John Cusack plays an ex cop, now hired as a driver for a washed up, bossy actress, after a bad day on the job, he finds this work easier to handle, but the loud bitch in the back is the reason why he accidently ploughed into an innocent woman on the highway. Taking responsibility he insists on doing all he can save her life, but when his employer turns up broken and battered in an industrial washing machine then he put on his cops cap and starts investigating the crime.
Slowly bodies start showing up all over, the criminal played by the giggling Jake Busey is the prime suspect as he’s escaped the hot headed vice cop Rhodes (Liotta) but as the movie progresses and the paranoid mounts everyone has the finger pointed at them, but who is the killer and what is the bizarre connection they all have with each other.
It’s a unique horror, that braves to retell a classic story with fresh energy but the result seems to be full on marmite, but I for one, really enjoyed it, the double twist at the end goes to show just how fucked up the killer in this movie really is, but it keeps you guessing until the bitter end. There’s a script with about a lot of the characters, who do try to make the most of a terrible situation, slowly they catch on that there is something bigger going on in their little world but all are afraid to admit it, it’s as if a supernatural presence takes over the final act as bodies start to vanish and the motel repairs itself, this isn’t the work of a mortal man, but what.

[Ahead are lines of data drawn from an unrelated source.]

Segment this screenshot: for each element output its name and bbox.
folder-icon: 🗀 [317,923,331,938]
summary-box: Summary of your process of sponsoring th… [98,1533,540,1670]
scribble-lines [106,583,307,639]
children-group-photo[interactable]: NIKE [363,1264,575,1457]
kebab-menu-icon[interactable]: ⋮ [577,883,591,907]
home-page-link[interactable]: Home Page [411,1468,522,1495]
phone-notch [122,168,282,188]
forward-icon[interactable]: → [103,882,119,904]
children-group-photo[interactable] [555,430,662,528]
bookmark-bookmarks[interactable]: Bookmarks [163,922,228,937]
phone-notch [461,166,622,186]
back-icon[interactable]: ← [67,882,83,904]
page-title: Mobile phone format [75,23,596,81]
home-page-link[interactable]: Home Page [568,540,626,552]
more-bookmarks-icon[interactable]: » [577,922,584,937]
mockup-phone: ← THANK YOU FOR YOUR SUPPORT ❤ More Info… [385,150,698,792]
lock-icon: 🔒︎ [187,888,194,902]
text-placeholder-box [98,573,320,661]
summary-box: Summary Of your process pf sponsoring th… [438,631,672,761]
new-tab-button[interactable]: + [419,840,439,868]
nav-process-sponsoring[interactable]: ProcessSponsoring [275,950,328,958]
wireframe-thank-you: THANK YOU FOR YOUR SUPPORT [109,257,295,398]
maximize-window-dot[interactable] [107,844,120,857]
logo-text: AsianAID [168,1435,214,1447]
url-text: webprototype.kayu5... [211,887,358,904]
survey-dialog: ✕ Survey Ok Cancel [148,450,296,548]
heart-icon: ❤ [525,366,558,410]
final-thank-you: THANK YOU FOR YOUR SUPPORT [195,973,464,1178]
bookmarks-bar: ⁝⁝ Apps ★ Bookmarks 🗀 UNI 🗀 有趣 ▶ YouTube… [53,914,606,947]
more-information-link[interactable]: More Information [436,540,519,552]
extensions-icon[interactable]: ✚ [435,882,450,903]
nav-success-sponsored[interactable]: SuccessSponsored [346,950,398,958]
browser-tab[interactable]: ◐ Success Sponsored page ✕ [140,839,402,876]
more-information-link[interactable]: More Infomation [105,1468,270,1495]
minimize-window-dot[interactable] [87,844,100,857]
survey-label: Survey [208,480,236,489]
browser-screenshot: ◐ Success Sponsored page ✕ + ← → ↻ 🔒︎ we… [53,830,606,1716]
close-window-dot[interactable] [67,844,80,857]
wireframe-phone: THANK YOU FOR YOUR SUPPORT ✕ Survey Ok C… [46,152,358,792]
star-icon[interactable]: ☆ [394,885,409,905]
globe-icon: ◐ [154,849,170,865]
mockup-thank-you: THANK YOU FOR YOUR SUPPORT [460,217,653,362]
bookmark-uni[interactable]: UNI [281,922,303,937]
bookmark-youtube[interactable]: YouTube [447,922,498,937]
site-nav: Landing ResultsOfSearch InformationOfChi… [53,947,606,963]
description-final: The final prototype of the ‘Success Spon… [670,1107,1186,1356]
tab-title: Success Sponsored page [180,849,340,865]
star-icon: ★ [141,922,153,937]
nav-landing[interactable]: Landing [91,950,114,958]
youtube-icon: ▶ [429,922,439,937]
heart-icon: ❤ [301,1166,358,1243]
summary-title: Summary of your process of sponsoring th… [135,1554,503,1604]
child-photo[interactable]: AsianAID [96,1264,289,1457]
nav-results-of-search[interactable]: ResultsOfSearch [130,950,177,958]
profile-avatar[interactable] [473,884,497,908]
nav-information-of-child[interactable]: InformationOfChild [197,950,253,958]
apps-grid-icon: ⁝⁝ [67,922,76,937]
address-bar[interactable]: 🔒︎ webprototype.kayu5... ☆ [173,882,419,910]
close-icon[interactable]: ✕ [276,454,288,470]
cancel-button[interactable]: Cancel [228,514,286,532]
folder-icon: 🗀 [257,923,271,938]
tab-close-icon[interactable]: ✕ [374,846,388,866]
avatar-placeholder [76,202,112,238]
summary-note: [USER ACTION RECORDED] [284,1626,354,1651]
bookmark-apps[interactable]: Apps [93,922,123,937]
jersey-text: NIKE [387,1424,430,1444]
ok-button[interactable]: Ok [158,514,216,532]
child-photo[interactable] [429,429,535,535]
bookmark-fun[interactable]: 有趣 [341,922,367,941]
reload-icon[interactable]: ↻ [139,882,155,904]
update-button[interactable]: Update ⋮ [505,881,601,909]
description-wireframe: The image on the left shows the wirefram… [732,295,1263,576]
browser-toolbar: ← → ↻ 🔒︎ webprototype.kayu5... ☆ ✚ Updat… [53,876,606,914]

Relying on acting and cinematography, the film isn’t overly bloody but feels like a slasher in most respects, it’s just not maximised for shock value, but it remains a shocking and insightful drama with a real dangerous edge. The film is set in almost real time, and this one rainy fate filled night has a film noir foreboding, but the way in which the game is being played is very modern. thankfully it doesn’t try to be a gore filled spectacular because it would have pissed away some beautiful scenes and a thrilling story, for me the balance is just right.